Recent research has highlighted that radiative feedbacks — and thus climate sensitivity — are not constant in time but depend sensitively on surface temperature patterns (“pattern effect”). First, I will review physical drivers of the effect and explain how it matters for near-term projections of climate change. Then, I will discuss three implications we have recently gained:
(1) I will introduce how a non-linear convolutional neural networks (CNN) can be trained on climate model output to learn the pattern effect and predict global-mean TOA radiation from surface warming patterns. We use explainable artificial intelligence methods to visualize and quantify where the CNN draws its predictive skill. Remarkably and different from traditional approaches, we can predict radiation under strong climate change from training the CNN on internal variability alone. This out-of-sample application works only when feedbacks are allowed to be non-linear or equivalent, changing in time.
(2) We train CNNs on internal variability of climate models alone, to avoid the need to rely on their erroneously simulated surface warming patterns and uncertain implementation of greenhouse gas and aerosol emissions. We then derive a new estimate of the Earth’s radiative forcing over the last decades (which is unobservable), by combining the radiative effect learned in this minimalistic way in combination with the observed energy imbalance. Our forcing estimate is substantially higher than traditional ones and points to a strong aerosol radiative effect.

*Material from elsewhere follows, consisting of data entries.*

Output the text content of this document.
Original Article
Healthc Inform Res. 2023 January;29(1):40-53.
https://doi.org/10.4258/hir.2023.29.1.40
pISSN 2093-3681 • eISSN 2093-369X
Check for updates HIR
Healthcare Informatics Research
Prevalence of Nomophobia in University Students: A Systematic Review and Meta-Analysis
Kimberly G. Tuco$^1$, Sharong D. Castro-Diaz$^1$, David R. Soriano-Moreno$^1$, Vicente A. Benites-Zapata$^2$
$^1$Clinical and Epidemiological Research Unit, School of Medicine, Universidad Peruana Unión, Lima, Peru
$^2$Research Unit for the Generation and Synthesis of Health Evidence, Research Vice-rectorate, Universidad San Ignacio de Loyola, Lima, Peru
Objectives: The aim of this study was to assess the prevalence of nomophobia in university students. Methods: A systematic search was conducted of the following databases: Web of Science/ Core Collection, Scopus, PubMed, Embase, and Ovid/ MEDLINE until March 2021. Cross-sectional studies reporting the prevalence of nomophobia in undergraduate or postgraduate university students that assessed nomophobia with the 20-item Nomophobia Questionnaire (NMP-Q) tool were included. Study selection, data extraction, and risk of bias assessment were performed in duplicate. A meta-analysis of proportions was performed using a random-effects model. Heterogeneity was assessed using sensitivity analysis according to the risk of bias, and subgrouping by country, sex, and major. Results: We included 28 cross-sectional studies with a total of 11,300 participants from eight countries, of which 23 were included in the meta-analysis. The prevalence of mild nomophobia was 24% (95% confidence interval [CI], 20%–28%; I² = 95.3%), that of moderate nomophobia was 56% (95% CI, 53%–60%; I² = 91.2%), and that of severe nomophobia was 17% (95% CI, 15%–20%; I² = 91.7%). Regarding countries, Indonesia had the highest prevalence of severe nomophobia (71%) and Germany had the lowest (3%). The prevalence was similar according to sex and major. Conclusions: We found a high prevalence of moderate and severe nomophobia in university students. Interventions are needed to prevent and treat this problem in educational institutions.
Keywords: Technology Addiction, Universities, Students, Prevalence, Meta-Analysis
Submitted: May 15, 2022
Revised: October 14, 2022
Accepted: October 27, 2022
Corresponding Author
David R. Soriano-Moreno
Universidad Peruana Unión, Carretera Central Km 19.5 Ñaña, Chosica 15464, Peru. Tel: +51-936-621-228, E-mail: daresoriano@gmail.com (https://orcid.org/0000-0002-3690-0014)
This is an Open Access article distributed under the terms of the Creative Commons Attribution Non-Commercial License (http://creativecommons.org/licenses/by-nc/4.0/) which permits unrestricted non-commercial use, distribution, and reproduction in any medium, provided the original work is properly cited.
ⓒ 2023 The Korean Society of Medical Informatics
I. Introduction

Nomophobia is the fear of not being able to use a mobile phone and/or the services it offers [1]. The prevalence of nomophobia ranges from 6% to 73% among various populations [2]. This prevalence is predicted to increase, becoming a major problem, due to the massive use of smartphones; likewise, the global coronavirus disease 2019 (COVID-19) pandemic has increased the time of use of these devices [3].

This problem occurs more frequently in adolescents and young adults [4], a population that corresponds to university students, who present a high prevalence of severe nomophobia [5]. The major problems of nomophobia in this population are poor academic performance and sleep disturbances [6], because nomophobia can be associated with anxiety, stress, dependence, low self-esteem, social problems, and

(3) We employ linear regularized regression methods to quantify the spatial controls of global and regional lower tropospheric inversion strength (EIS). EIS is an important cloud controlling factor of shallow cumulus clouds, which are the most relevant player in the pattern effect. We show that for variations in near-global EIS, the tropical weak temperature gradient approximation is indeed a good explanation. However, spatial controls of EIS in the regions of shallow cumulus clouds are much more varied than suggested by the tropical weak temperature gradient assumption. We quantify to what degree internal variability and decadal-long trends in EIS in the Eastern subtropical Pacific are driven locally versus remotely.
PAOC Colloquium —
Interdisciplinary seminar series that brings together the whole PAOC (Program in Atmospheres, Oceans, and Climate) community. Seminar topics include all research concerning the physics, chemistry, and biology of the atmospheres, oceans and climate, as well as talks about societal impacts of climatic processes.